Foreword

By: Professor Boless Salama

Between al-Qateef1 and me there is a connection. The cause of it is the epic of (Eid al-Ghadeer), which I have written about Imam Abul Hassan (Ali), and this book is about the father of Imam Ali. I have talked in the epic about the virtue of Abu Talib, the notable sheikh of Quraysh,2 who secured the Prophet (S) against his enemies and now I am just to preface this book with a swift word talking about the book itself.

The author began his book with showing the crimes of the Umayyads and refuting the accusations they ascribed to the Prophet's family. Neither he failed nor became his pen confused. And it was no wonder because whoever took the side of Abu Turab3 would be powerful.

The son of the castle of al-Qateef knew that he was in a fort, against which the enemies were so active but they always were the weak and the fort was steadfast along the time.

It was, well known that the author arranged the accusations in a skilled way and he exaggerated them in order to show their atrocity and to show the ugliness of the lies fabricated against the Prophet's family. In spite of his rush, the enthusiasm of the youth and the leap of his pen, nothing escaped him to follow the sayings of the great historians and the masters of Hadith and eloquence.

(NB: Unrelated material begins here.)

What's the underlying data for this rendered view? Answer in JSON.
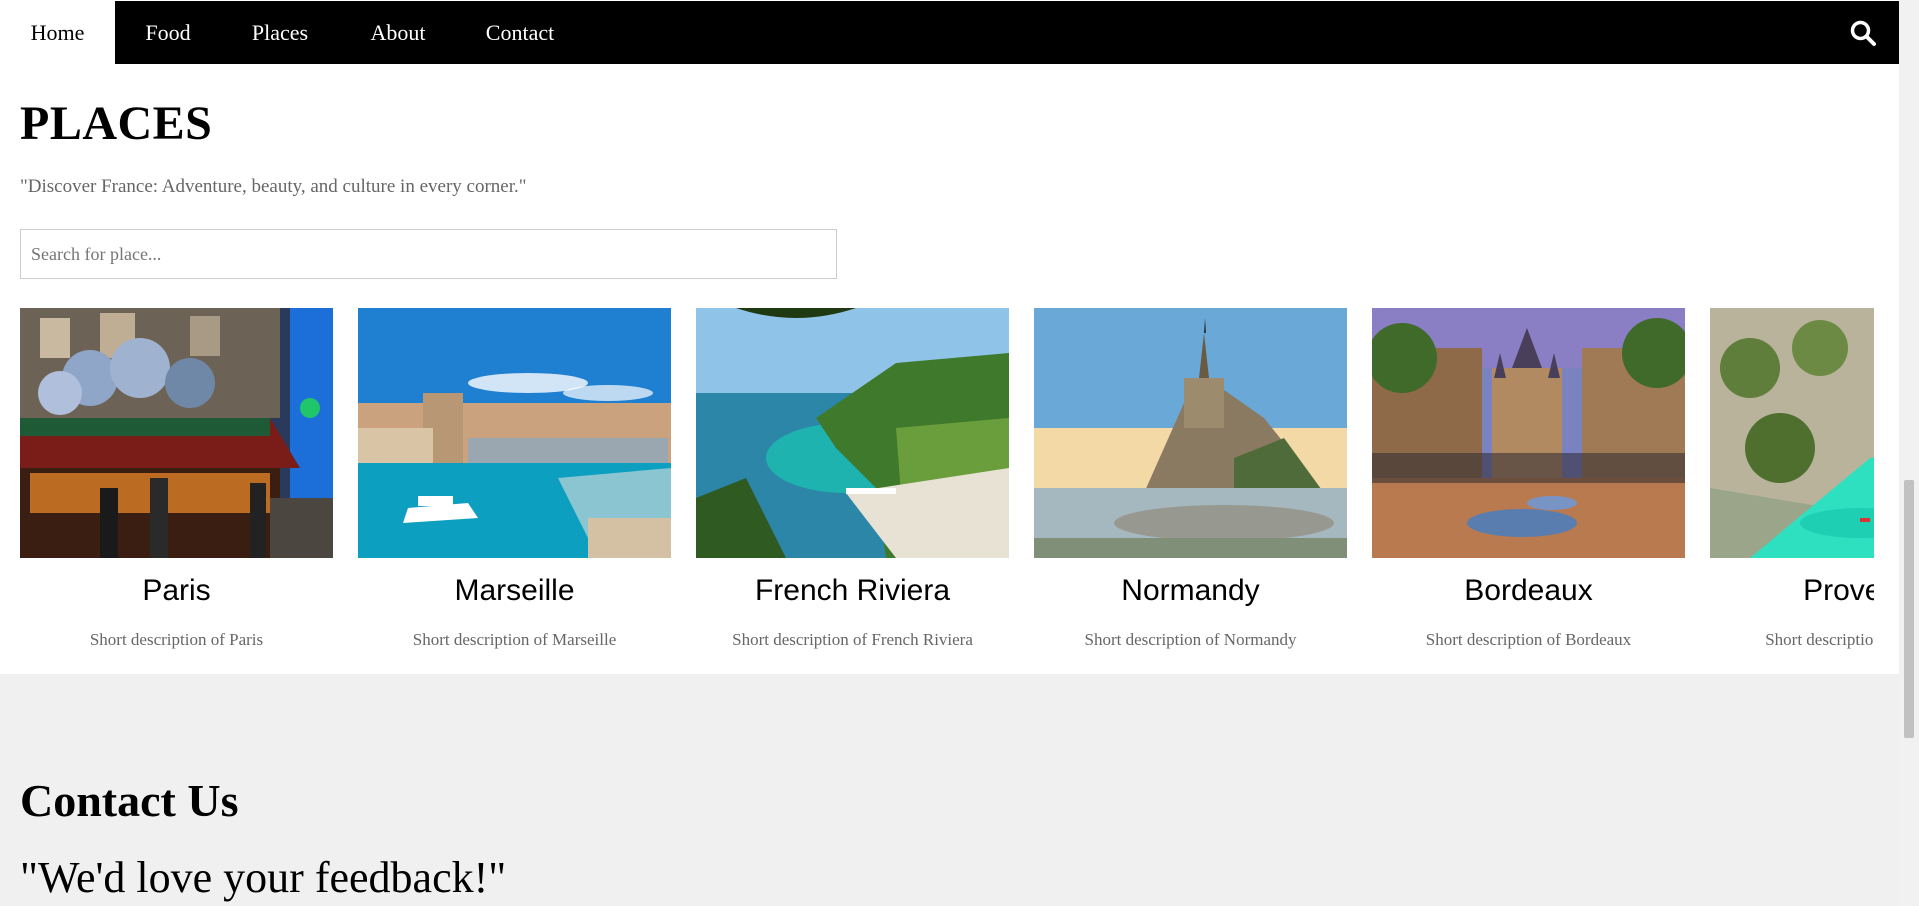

I think that the preface “At the threshold” was the defending-attacking front. The author thought to gather the fabricated lies, which collapsed easily and to show the opponent as band of Negro pigmies to let the greatness of Imam Ali shine like the light when the clouds dispelled.

As for the chapter following the preface, which was called “A house”, the author repeated in it well-known sayings. He was not to be blamed for that because he wanted to pave the way for showing the personality of Imam Ali. He brought this personality out as the axis of Quraysh and it was really so.

How nice it would be if he used a language better than the elegant style he used in describing the different scenes of the life of the man (Abu Talib). His eloquence didn’t ripen yet like most of the rising youth, but this branch, which grew on a large tree that gave much to the Arabic language, promised to give ripe fruits in the near future inshallah.

The author did well when he showed the personality of Sayyid al-Bat~ha’ ibn Shaybatul Hamd4 and cleared it, then he spread it throughout the chapters of the book and so the virtue of the guardian of the Prophet (S) grew side by side with the growth of the Prophet himself. The orphan (Muhammad) lived under the wing of his uncle (Abu Talib) when child and young. When the sun of the orphan shone, the uncle walked in its light. He was so loyal to his nephew; the son of Abdullah. He strived to sacrifice his money, his sons and himself for the Prophet (S).

In order to be fair to the author, we had to acknowledge that he was so skilled in his analysis. What confirmed this was his choosing and analysis of the verses said by Abu Talib that proved his faith, although he (the author) criticized the poets, whom the poetic license led them to say what they did not want. He pleaded with a saying of one of them: (They may find something beautiful even though it isn’t).

But the virtue of the poetry appeared in what he chose of the verses of the father of Abu Turab in the chapter of “Ash-Shi’b and as-Saheefa”5 where Abu Talib said:

They hope we give up but they will get nothing,
We strike and stab with our sharp swords.

… To the last of his verses, in which the firm faith, the burning heart and the furious sword mixed together.

Our friend did not miss the scientific classification in his book. You would see him detailing the evidences of Abu Talib’s virtue during his life, when he was about to die and when he was dead. Then the author talked about what happened after his death. He proved the witness of the Prophet, Imam Ali and the Prophet’s family about the faith of Abu Talib.

I thought that if the author had become a lawyer, he would have been among the leading group. He had good qualities of comparing and concluding. He could easily move from the premises to the conclusions and this would make him successful.

After all I am not to study and analyze because this is the job of the readers and the critics but just to preface a word about the book. The author could arrive at the aim he approached to; he researched, analyzed, refuted and defended.

The many advantages of the book might intercede for the few defects occurred in the wording but the form would not affect the essence. In this book there were many pearls and a few shells.

I think that in saying my opinion about the book I am nearer to fair severity than to flattering. Yes, between me and al-Qateef there is friendship but the truth is worthier to be said.

Boless Salama
Beirut
25/2/1376 A.H.

  • 1. A place in the Arabia.
  • 2. Quraysh was the greatest tribe of the Arabia at that time.
  • 3. One of Imam Ali’s Peace upon Him surnames.
  • 4. Sayyid al-Bat~ha’ was a surname of Abu Talib. (Ibn) means the son of. Shaybatul Hamd was a surname of Abdul Muttalib; Abu Talib’s father and the Prophet’s grandfather.
  • 5. Shi’b means a mountain pass and saheefa means a book, a charter or a covenant, which usually written on a leaf or a piece of leather.